There are four ways to respond to a risk:
- Acceptance: We can assess the risk, do nothing and continue as is.
- Avoidance: We can accept the risk and avoid it by not participating in any risky activity.
- Transference: We can transfer the risk to another entity.
- Mitigation: We can mitigate risks by adding controls or modify the risky activity by changing the likelihood or impact.
The goal of risk mitigation is to reduce the likelihood from a higher value to lower one or to the level of impact or both. The mitigation process consists of following steps:
- Brainstorming the possible controls.
- Assessing benefits.
- Estimating cost.
- Evaluating the resultant likelihood.
- Impact and residual risk.
Figure 1: Reducing the likelihood and impact of Risks
While it is difficult to find or to select tools that address the Risks mentioned above, the Kovair Integrated Test Management attempts to deliver on the following aspects.
Kovair integrated Test Management
Kovair iTM (Integrated Test Management) solution features ease of customization along with strong reporting capabilities. Stakeholders can identify the risks associated with critical business requirements and provide their views. Kovair also provides a good overview on the impact areas by establishing the traceability between the work-items.
Features
Highlighting some of the key features offered by Kovair iTM:
Collaborative Review
A major stakeholder [moderator] can open a forum and select other stakeholders as reviewers. The reviewers can post their comments, vote, and like/dislike and subscribe to the items. They can get notifications on change. This provides stakeholders a platform for contextual discussion and real time tracking of on-going reviews.
Impact Analysis
Work-items can be linked by custom relationships and the impacts associated with the artifacts can be analyzed. Based on priority, high impact areas can be identified and mitigation plan can be derived. Test Plan gets changed with the identified impact areas.
End-to-End Traceability
Kovair Traceability relationship is a powerful control to get a centralized overview of the cross-artifact relations. Bi-directional relation between the business Requirements and the Test artifacts helps to trace the changes affecting each other, thereby increasing the efficiency to measure the residual risks associated with the overall project.
Test Execution
Kovair Test management supports both manual and automated test execution.
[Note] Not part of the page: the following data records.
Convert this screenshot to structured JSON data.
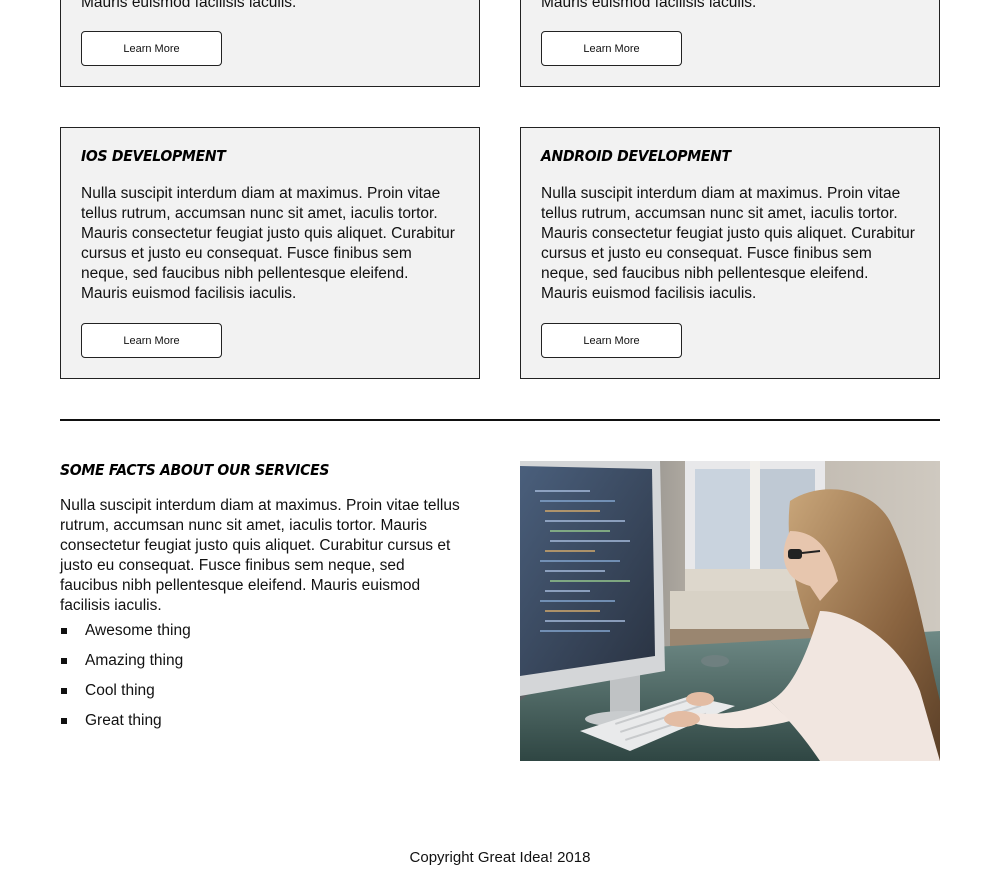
{
  "cards_top": [
    {
      "body": "Nulla suscipit interdum diam at maximus. Proin vitae tellus rutrum, accumsan nunc sit amet, iaculis tortor. Mauris consectetur feugiat justo quis aliquet. Curabitur cursus et justo eu consequat. Fusce finibus sem neque, sed faucibus nibh pellentesque eleifend. Mauris euismod facilisis iaculis.",
      "button_label": "Learn More"
    },
    {
      "body": "Nulla suscipit interdum diam at maximus. Proin vitae tellus rutrum, accumsan nunc sit amet, iaculis tortor. Mauris consectetur feugiat justo quis aliquet. Curabitur cursus et justo eu consequat. Fusce finibus sem neque, sed faucibus nibh pellentesque eleifend. Mauris euismod facilisis iaculis.",
      "button_label": "Learn More"
    }
  ],
  "cards": [
    {
      "title": "iOS Development",
      "body": "Nulla suscipit interdum diam at maximus. Proin vitae tellus rutrum, accumsan nunc sit amet, iaculis tortor. Mauris consectetur feugiat justo quis aliquet. Curabitur cursus et justo eu consequat. Fusce finibus sem neque, sed faucibus nibh pellentesque eleifend. Mauris euismod facilisis iaculis.",
      "button_label": "Learn More"
    },
    {
      "title": "Android Development",
      "body": "Nulla suscipit interdum diam at maximus. Proin vitae tellus rutrum, accumsan nunc sit amet, iaculis tortor. Mauris consectetur feugiat justo quis aliquet. Curabitur cursus et justo eu consequat. Fusce finibus sem neque, sed faucibus nibh pellentesque eleifend. Mauris euismod facilisis iaculis.",
      "button_label": "Learn More"
    }
  ],
  "facts": {
    "title": "Some facts about our services",
    "body": "Nulla suscipit interdum diam at maximus. Proin vitae tellus rutrum, accumsan nunc sit amet, iaculis tortor. Mauris consectetur feugiat justo quis aliquet. Curabitur cursus et justo eu consequat. Fusce finibus sem neque, sed faucibus nibh pellentesque eleifend. Mauris euismod facilisis iaculis.",
    "items": [
      "Awesome thing",
      "Amazing thing",
      "Cool thing",
      "Great thing"
    ]
  },
  "footer": {
    "copyright": "Copyright Great Idea! 2018"
  }
}
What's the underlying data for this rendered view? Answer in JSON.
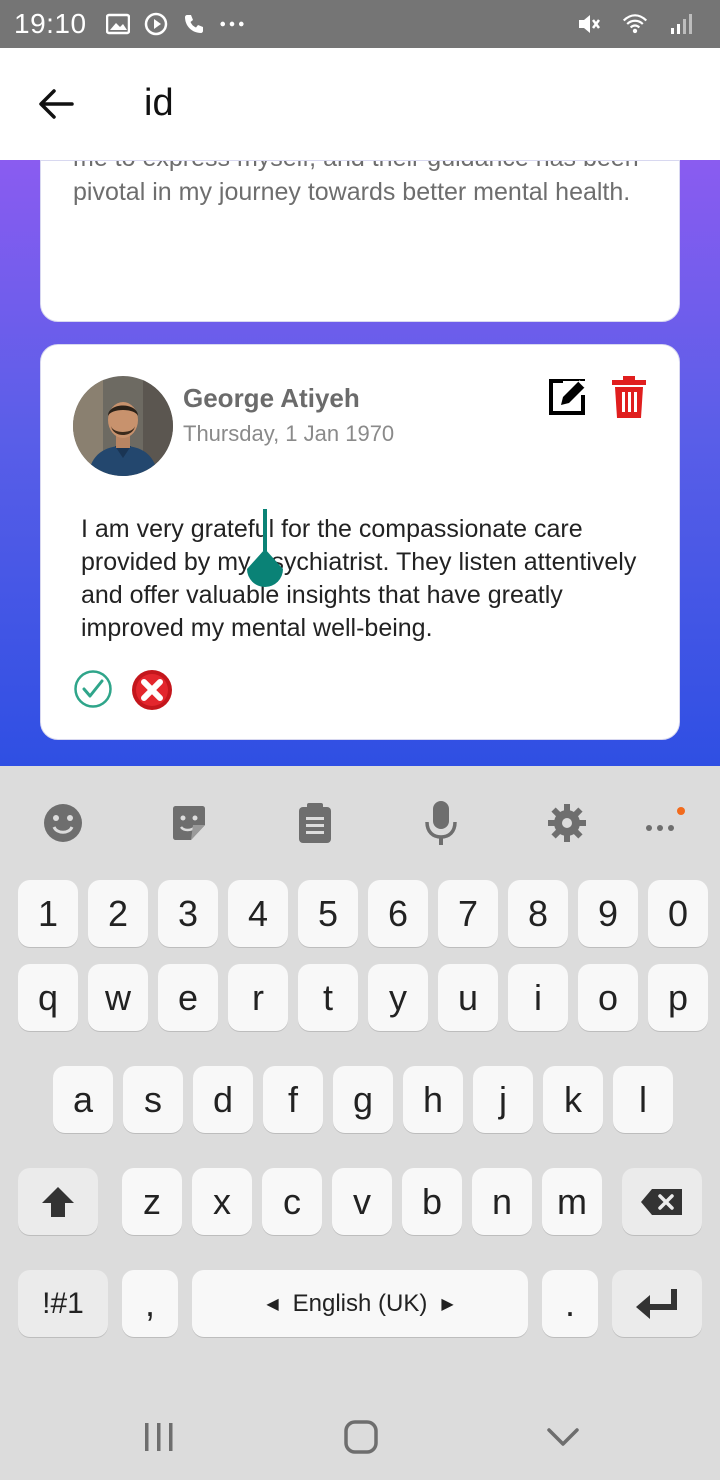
{
  "status_bar": {
    "time": "19:10",
    "icons": [
      "gallery-icon",
      "play-icon",
      "phone-icon",
      "more-dots-icon",
      "mute-icon",
      "wifi-icon",
      "signal-icon"
    ]
  },
  "app_bar": {
    "title": "id",
    "back_icon": "arrow-left-icon"
  },
  "previous_card": {
    "text": "me to express myself, and their guidance has been pivotal in my journey towards better mental health."
  },
  "review": {
    "author": "George Atiyeh",
    "date": "Thursday, 1 Jan 1970",
    "text": "I am very grateful for the compassionate care provided by my psychiatrist. They listen attentively and offer valuable insights that have greatly improved my mental well-being.",
    "actions": {
      "edit_icon": "edit-icon",
      "delete_icon": "trash-icon",
      "approve_icon": "check-circle-icon",
      "reject_icon": "close-circle-icon"
    }
  },
  "keyboard": {
    "toolbar": [
      "emoji-icon",
      "sticker-icon",
      "clipboard-icon",
      "mic-icon",
      "gear-icon",
      "more-icon"
    ],
    "row_numbers": [
      "1",
      "2",
      "3",
      "4",
      "5",
      "6",
      "7",
      "8",
      "9",
      "0"
    ],
    "row_1": [
      "q",
      "w",
      "e",
      "r",
      "t",
      "y",
      "u",
      "i",
      "o",
      "p"
    ],
    "row_2": [
      "a",
      "s",
      "d",
      "f",
      "g",
      "h",
      "j",
      "k",
      "l"
    ],
    "row_3": [
      "z",
      "x",
      "c",
      "v",
      "b",
      "n",
      "m"
    ],
    "symbols_label": "!#1",
    "comma_label": ",",
    "space_label": "English (UK)",
    "period_label": "."
  },
  "colors": {
    "accent": "#0a8276",
    "delete": "#e01e1e",
    "gradient_top": "#8a5cf0",
    "gradient_bottom": "#2f4fe3"
  }
}
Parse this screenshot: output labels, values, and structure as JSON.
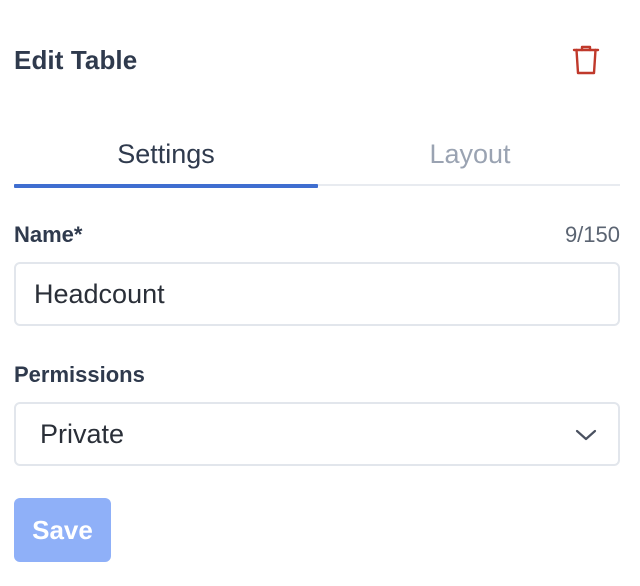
{
  "header": {
    "title": "Edit Table",
    "delete_icon": "trash-icon",
    "delete_color": "#c0392b"
  },
  "tabs": [
    {
      "label": "Settings",
      "active": true
    },
    {
      "label": "Layout",
      "active": false
    }
  ],
  "name_field": {
    "label": "Name*",
    "value": "Headcount",
    "counter": "9/150"
  },
  "permissions_field": {
    "label": "Permissions",
    "value": "Private",
    "icon": "chevron-down-icon"
  },
  "save_button": {
    "label": "Save",
    "color": "#8fb0f8"
  },
  "colors": {
    "accent": "#3f6ed0"
  }
}
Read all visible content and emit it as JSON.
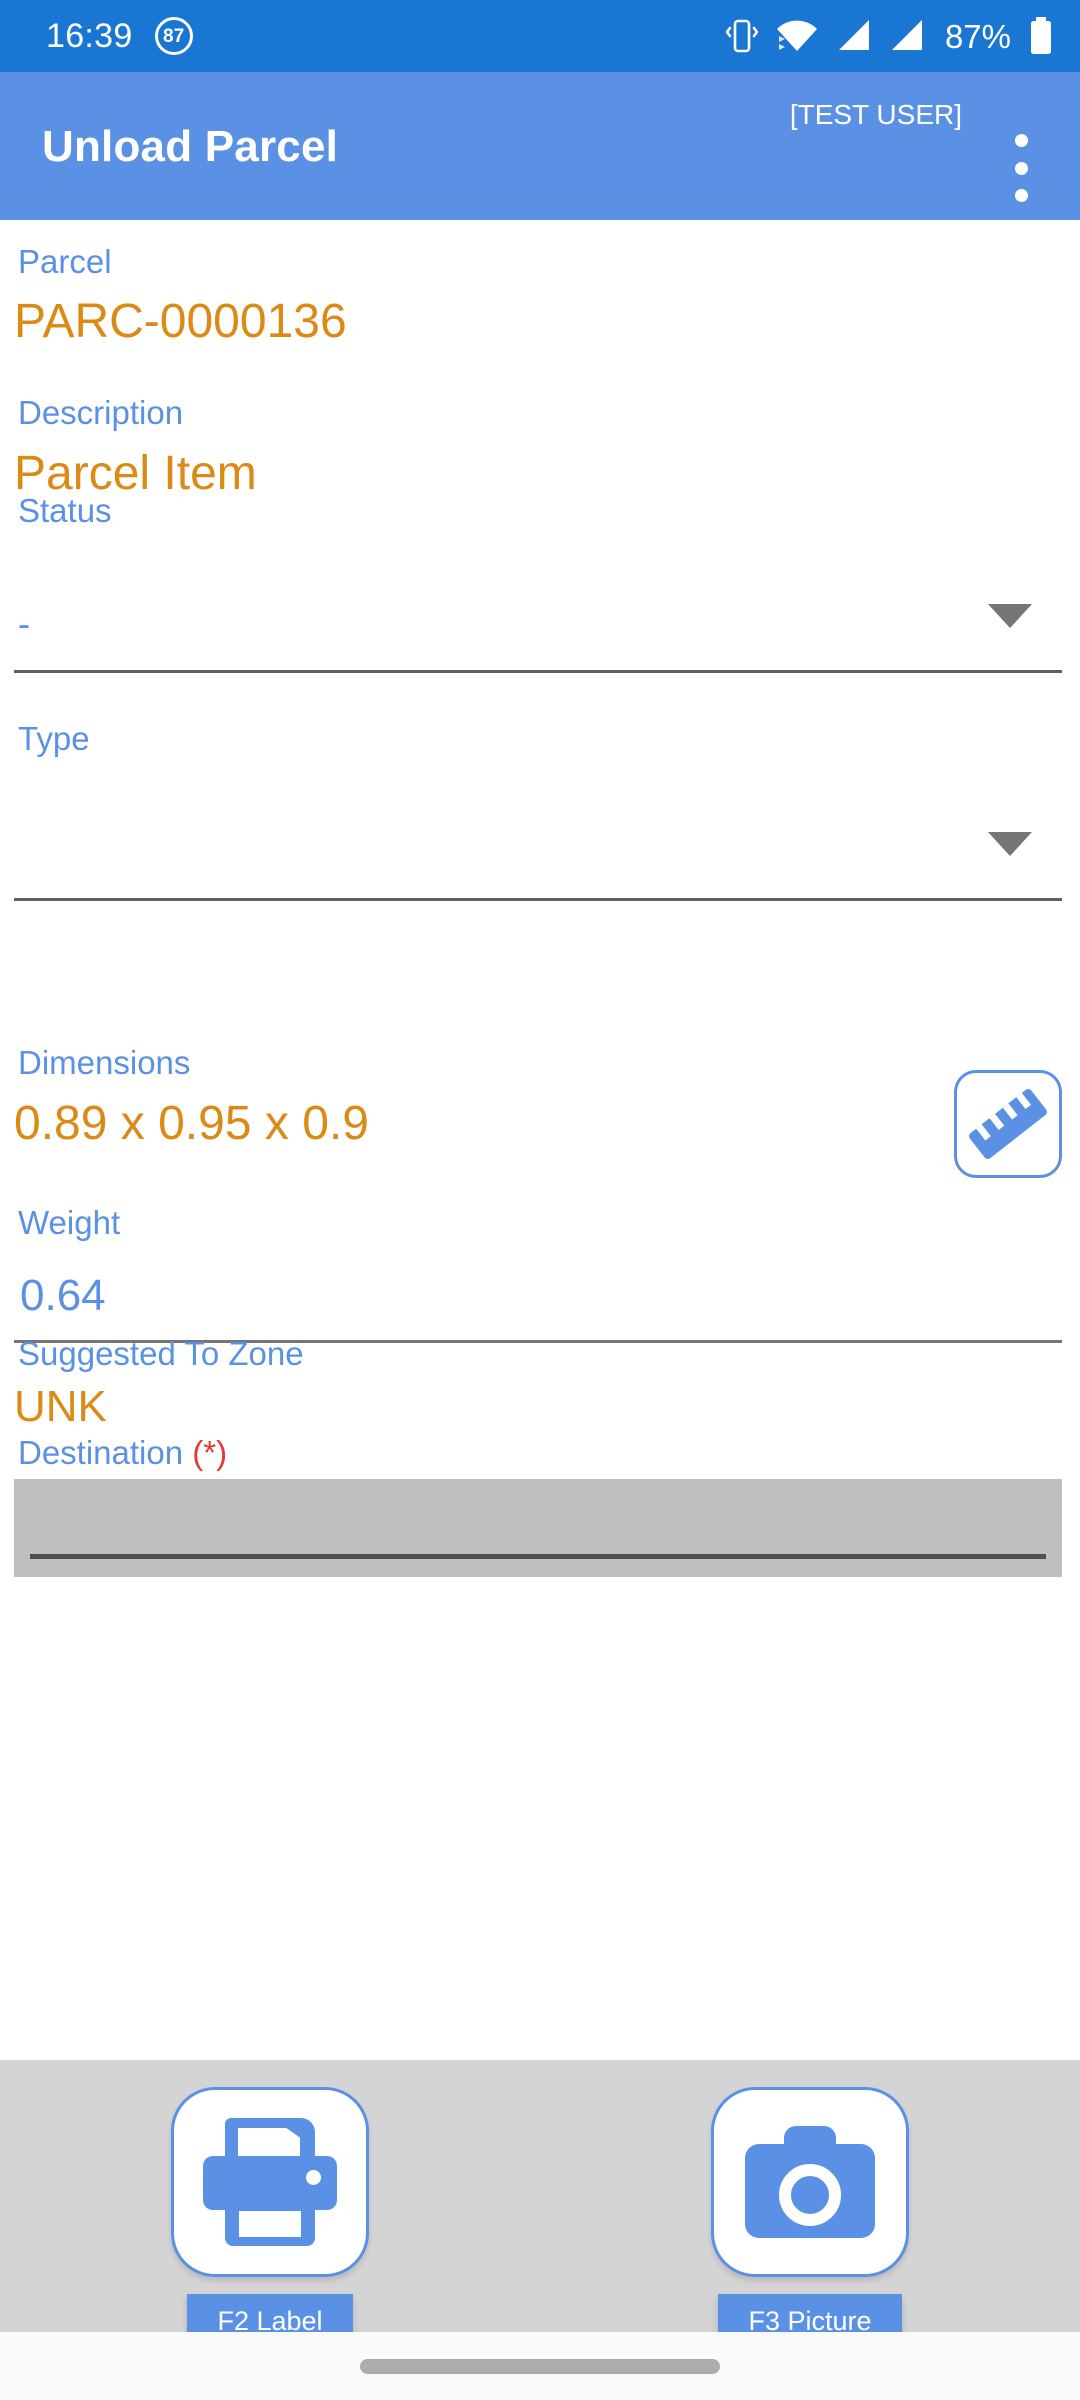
{
  "status_bar": {
    "time": "16:39",
    "badge": "87",
    "battery_percent": "87%",
    "icons": [
      "vibrate-icon",
      "wifi-icon",
      "signal-icon",
      "signal-icon",
      "battery-icon"
    ]
  },
  "app_bar": {
    "title": "Unload Parcel",
    "user": "[TEST USER]",
    "overflow_menu": "overflow-menu-icon"
  },
  "form": {
    "parcel": {
      "label": "Parcel",
      "value": "PARC-0000136"
    },
    "description": {
      "label": "Description",
      "value": "Parcel Item"
    },
    "status": {
      "label": "Status",
      "value": "-"
    },
    "type": {
      "label": "Type",
      "value": ""
    },
    "dimensions": {
      "label": "Dimensions",
      "value": "0.89 x 0.95 x 0.9",
      "measure_icon": "ruler-icon"
    },
    "weight": {
      "label": "Weight",
      "value": "0.64"
    },
    "suggested_to_zone": {
      "label": "Suggested To Zone",
      "value": "UNK"
    },
    "destination": {
      "label": "Destination",
      "required_marker": "(*)",
      "value": ""
    }
  },
  "actions": [
    {
      "icon": "printer-icon",
      "label": "F2 Label"
    },
    {
      "icon": "camera-icon",
      "label": "F3 Picture"
    }
  ],
  "colors": {
    "status_bar": "#1976D2",
    "app_bar": "#5B91E4",
    "label_blue": "#5B91E4",
    "value_orange": "#DB8A16",
    "required_red": "#E53935",
    "action_bar_gray": "#D4D4D4",
    "disabled_field_gray": "#BFBFBF"
  }
}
Kovair Omnibus platform allows users to integrate Test artifacts from best-of-breed Test management tools. Automatic execution of Test cases can be triggered based on events like changed priorities. The following diagram demonstrates the capabilities of the Omnibus Integration platform to allow users to choose from the best-of-breed tools that they wish to choose.
Figure 2: Test Management Lifecycle using Kovair Omnibus Integration Platform
Comprehensive Metrics
Kovair iTM has a powerful report engine. Real time metrics, summary graphs can highlight the actions to be taken. Custom Dashboards can be configured with the drill down facility for management personnel pertaining to their needs to make critical business decisions.
Figure 3: Kovair Analytics Dashboard
Kovair iTM solution remains instrumental for various challenges of software testing teams. All the activities starting from test planning to test execution and bug reporting can be done through Kovair iTM. As different organizations follow different workflows, Kovair iTM provides the flexibility to configure workflows accordingly and set business rules without writing any single piece of code.
With the cultural shift in testing practices, organizations are looking for shorter ROI cycles, and the value proposition from Kovair iTM is it’s capability to stay flexible, adjust to the company’s specific business needs and provide clear visibility of metrics that utilize time and money in the most optimal way.